Why China Is “Selling” U.S. Treasuries While the U.K. Is “Buying” Them
China’s reported holdings of U.S. Treasuries are falling while the U.K.’s are rising, but much of the move reflects custody shifts and reserve restructuring—not a wholesale exit from the dollar.
Recent U.S. Treasury data show China steadily reducing its reported holdings of U.S. government bonds, while the United Kingdom’s holdings climb and have now overtaken China’s — prompting headlines about Beijing “dumping” Treasuries and London “picking them up.” The underlying story is more nuanced.
From an editorial perspective, the significance lies in the mechanics of how global reserves are managed. What looks like a dramatic rotation out of U.S. debt is, to a large extent, a reshuffling of where those securities are held and how China structures its reserves, rather than a simple dollar exit.
What China Is Really Doing With Its U.S. Bonds
China’s central bank and the State Administration of Foreign Exchange (SAFE) have indeed been reducing their directly reported holdings of U.S. Treasuries in U.S. custody. But there are three key drivers behind this trend:
1. Supporting the yuan
To avoid excessive weakness in the yuan, Chinese authorities periodically intervene in FX markets. One tool is to sell part of their dollar assets, including Treasuries, and use the proceeds to buy yuan.
This is a standard currency-stabilisation mechanism: reserves are used as a buffer, not as a static stockpile. In such episodes, the data can briefly show lower Treasury holdings, even if the overall dollar footprint remains large.
2. Diversifying reserves beyond Treasuries
China has also been gradually diversifying its reserves. A larger share is being allocated to:
- Gold and other real assets;
- Commodity-linked exposures and long-term supply contracts;
- Settlements in national currencies, including within the BRICS universe.
The dollar share of reserves therefore declines at the margin, but it does not disappear. U.S. assets remain a core part of the portfolio, even as alternative stores of value are built up.
3. Changing the jurisdiction of custody
Perhaps the most misunderstood element is where those Treasuries are held. China does not always “sell” Treasuries in the economic sense; it often moves them out of direct U.S. custody into European and U.K. custodial centres such as London or Brussels.
When securities are transferred from a U.S. custodian to, for example, Euroclear or a London-based institution, the U.S. Treasury’s TIC statistics record this as:
- a decline in China’s holdings, and
- a rise in the holdings attributed to the United Kingdom or Belgium.
Economically, the owner may still be a Chinese public institution, but statistically the bonds now “belong” to the U.K. or Belgium because that is where they are booked.

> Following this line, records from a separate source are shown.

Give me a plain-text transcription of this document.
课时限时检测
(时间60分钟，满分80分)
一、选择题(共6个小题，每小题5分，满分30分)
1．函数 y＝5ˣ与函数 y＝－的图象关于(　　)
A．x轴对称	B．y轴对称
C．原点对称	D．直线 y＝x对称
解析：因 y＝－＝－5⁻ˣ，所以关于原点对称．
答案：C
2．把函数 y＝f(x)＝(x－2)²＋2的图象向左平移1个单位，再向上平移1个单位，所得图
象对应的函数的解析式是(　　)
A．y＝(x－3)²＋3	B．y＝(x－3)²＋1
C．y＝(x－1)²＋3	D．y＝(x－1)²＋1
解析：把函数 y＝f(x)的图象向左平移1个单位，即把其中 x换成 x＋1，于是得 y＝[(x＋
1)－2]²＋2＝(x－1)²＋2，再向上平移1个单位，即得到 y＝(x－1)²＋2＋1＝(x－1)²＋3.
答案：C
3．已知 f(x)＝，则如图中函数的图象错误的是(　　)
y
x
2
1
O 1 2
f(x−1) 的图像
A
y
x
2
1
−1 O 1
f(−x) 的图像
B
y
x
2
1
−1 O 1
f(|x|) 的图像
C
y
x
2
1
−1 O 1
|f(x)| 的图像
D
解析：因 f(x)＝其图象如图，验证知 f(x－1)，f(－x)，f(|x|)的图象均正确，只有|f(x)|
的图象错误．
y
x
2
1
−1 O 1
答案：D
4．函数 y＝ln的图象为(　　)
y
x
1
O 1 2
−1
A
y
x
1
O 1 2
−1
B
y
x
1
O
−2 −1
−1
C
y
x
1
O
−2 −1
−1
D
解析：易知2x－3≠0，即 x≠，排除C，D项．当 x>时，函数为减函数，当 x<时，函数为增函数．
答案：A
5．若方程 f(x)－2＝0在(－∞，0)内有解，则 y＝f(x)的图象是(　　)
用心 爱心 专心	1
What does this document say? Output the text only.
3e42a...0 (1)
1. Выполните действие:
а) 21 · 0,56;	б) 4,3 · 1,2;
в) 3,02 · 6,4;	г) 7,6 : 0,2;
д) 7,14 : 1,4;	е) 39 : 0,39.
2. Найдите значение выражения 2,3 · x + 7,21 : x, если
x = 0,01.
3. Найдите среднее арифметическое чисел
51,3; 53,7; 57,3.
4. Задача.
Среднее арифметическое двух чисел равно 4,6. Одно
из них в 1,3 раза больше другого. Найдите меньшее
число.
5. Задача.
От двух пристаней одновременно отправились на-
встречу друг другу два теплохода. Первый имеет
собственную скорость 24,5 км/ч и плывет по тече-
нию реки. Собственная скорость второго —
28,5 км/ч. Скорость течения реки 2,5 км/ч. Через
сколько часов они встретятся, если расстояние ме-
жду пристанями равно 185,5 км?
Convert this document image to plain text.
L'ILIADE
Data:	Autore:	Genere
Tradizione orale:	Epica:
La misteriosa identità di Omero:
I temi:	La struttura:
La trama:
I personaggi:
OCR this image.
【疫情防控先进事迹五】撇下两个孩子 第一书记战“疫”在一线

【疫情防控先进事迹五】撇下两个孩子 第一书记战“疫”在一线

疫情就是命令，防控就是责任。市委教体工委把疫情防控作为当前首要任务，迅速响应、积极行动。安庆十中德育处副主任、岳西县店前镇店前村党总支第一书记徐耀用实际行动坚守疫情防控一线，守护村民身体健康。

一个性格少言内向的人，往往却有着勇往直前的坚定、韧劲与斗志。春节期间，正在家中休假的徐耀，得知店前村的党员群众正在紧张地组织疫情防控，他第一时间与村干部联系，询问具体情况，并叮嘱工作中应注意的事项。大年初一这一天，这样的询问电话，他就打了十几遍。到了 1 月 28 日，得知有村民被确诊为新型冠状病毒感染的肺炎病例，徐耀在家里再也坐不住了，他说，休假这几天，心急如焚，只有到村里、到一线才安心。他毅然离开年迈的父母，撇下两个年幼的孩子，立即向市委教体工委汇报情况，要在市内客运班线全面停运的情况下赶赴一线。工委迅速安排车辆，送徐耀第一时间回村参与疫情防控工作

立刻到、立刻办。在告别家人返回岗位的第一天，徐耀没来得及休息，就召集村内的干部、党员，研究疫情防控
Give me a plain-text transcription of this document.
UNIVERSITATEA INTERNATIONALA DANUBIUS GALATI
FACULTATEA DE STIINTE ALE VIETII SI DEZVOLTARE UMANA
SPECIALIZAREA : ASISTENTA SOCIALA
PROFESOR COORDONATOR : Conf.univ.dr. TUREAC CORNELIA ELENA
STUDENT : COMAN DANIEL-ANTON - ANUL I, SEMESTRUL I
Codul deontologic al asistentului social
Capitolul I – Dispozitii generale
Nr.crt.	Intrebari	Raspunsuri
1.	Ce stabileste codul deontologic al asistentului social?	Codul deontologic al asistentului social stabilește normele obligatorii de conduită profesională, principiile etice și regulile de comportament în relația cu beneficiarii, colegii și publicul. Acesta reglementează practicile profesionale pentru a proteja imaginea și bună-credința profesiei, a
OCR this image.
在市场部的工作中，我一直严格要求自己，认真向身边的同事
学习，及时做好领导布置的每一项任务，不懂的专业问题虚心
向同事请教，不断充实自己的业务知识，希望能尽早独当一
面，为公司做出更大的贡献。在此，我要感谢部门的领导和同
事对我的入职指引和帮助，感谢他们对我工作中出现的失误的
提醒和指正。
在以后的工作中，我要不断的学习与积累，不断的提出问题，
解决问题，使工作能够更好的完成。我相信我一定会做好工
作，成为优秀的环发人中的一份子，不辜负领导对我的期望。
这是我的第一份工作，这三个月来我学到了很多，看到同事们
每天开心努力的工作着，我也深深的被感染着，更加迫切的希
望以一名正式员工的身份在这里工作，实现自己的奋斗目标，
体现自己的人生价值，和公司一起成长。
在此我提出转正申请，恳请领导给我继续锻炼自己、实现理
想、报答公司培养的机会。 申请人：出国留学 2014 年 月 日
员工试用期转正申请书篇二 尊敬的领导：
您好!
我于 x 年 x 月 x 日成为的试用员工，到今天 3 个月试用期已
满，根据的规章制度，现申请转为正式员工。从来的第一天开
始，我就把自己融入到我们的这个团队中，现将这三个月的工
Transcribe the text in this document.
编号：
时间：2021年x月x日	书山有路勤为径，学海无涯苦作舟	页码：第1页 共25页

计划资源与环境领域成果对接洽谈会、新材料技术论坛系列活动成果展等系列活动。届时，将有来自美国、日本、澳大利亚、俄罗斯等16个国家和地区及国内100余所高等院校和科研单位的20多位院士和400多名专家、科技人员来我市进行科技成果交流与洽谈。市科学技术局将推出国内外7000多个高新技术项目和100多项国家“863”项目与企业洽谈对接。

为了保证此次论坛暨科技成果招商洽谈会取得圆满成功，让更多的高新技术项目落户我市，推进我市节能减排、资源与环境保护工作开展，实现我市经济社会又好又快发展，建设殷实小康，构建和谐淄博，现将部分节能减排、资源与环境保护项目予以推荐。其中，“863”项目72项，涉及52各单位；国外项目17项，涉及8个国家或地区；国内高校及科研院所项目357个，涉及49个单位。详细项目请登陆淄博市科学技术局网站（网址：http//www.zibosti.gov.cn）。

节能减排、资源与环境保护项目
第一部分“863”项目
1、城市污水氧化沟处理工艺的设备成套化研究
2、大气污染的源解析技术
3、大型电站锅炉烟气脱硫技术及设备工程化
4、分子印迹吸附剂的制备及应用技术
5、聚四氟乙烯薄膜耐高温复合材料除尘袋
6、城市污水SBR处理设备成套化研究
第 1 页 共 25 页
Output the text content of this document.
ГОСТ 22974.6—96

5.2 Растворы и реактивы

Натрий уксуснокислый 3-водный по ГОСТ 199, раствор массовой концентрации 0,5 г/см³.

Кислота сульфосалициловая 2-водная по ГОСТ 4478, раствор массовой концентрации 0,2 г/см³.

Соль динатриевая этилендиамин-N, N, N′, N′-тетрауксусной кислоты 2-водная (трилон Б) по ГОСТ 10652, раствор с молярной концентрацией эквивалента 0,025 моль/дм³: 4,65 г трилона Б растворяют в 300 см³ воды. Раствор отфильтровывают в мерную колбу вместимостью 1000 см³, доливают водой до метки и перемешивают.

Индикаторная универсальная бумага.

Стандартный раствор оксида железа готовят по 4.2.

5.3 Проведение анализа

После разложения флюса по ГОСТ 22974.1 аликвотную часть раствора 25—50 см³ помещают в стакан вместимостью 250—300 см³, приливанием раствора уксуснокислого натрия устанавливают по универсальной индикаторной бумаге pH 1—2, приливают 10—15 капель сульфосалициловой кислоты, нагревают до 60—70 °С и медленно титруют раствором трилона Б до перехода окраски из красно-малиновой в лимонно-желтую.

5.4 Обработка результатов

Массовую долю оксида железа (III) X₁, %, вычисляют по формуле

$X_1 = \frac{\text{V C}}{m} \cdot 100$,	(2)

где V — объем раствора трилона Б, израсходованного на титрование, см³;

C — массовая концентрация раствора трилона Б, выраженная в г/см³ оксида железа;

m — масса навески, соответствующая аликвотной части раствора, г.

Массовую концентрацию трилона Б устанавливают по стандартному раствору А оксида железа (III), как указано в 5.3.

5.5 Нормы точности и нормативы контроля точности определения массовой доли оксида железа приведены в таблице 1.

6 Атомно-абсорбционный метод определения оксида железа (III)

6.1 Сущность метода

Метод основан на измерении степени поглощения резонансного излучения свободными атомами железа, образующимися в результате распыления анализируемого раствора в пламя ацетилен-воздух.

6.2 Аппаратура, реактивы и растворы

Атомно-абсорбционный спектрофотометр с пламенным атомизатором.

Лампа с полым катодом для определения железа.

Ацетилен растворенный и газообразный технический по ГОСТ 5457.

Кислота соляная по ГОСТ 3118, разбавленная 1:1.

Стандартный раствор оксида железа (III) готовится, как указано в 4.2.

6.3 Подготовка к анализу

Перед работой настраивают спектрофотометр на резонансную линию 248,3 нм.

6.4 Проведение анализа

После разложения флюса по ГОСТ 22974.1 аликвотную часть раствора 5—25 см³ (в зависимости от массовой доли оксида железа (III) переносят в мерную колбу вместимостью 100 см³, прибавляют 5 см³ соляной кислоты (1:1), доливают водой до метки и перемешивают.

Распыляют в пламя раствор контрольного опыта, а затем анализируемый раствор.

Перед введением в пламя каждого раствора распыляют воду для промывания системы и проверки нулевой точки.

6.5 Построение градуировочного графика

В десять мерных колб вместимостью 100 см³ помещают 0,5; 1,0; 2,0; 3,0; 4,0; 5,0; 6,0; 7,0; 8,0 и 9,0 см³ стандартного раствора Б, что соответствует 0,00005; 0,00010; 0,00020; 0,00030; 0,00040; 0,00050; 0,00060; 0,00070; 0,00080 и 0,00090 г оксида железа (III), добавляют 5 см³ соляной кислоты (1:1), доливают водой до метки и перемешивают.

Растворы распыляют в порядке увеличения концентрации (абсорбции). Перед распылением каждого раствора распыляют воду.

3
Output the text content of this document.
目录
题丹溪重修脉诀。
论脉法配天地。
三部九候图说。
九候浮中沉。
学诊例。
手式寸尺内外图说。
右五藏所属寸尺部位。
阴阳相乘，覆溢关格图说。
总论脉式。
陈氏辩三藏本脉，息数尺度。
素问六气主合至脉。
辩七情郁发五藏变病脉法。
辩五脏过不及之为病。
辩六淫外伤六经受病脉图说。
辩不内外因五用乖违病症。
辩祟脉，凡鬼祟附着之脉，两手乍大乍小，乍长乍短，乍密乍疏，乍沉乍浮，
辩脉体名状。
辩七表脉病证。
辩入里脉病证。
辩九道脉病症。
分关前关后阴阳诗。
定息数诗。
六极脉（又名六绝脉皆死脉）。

Why the U.K. Suddenly Looks Like a Big Buyer
London is one of the world’s largest custodial hubs, alongside Brussels, thanks to infrastructure such as Euroclear and the Bank of England. Many sovereigns, not just China, park their dollar assets there.
The rise in U.K.-attributed Treasury holdings likely reflects:
- China and other reserve managers shifting custody to London-based accounts;
- Hedge funds and sovereign wealth funds using London as a base for dollar operations;
- European demand for longer-dated Treasuries as investors position for lower Federal Reserve rates;
- Middle Eastern reserves being channelled through U.K. banks and custodians.
In other words, the U.K. figure is as much about its role as a global transit hub for dollar liquidity as it is about domestic British demand.
What the Aggregate Data Tell Us
When you combine the numbers, a clearer picture emerges:
- China’s reported share is declining;
- Holdings attributed to the U.K. and Belgium are rising;
- Total foreign holdings of Treasuries are broadly stable over time.
This suggests that the global appetite for U.S. government debt remains intact. Much of what looks like a “Chinese sell-off” is actually a change in where the securities sit on global balance sheets, not a full-scale retreat from the dollar system.
So, Is China Dumping Treasuries?
China is restructuring its reserves — supporting the yuan when needed, gradually increasing gold and non-dollar exposures, and shifting some bond custody out of U.S. jurisdiction. At the same time, London’s role as a custodial centre makes the U.K. appear to be an aggressive buyer, even when it is simply holding assets on behalf of others.
From an editorial perspective, the takeaway is straightforward: the optics of “China selling, Britain buying” are far more dramatic than the underlying reality. The U.S. Treasury market remains a central pillar of the global financial system, and recent data point more to a re-routing of holdings than to a collapse in foreign demand.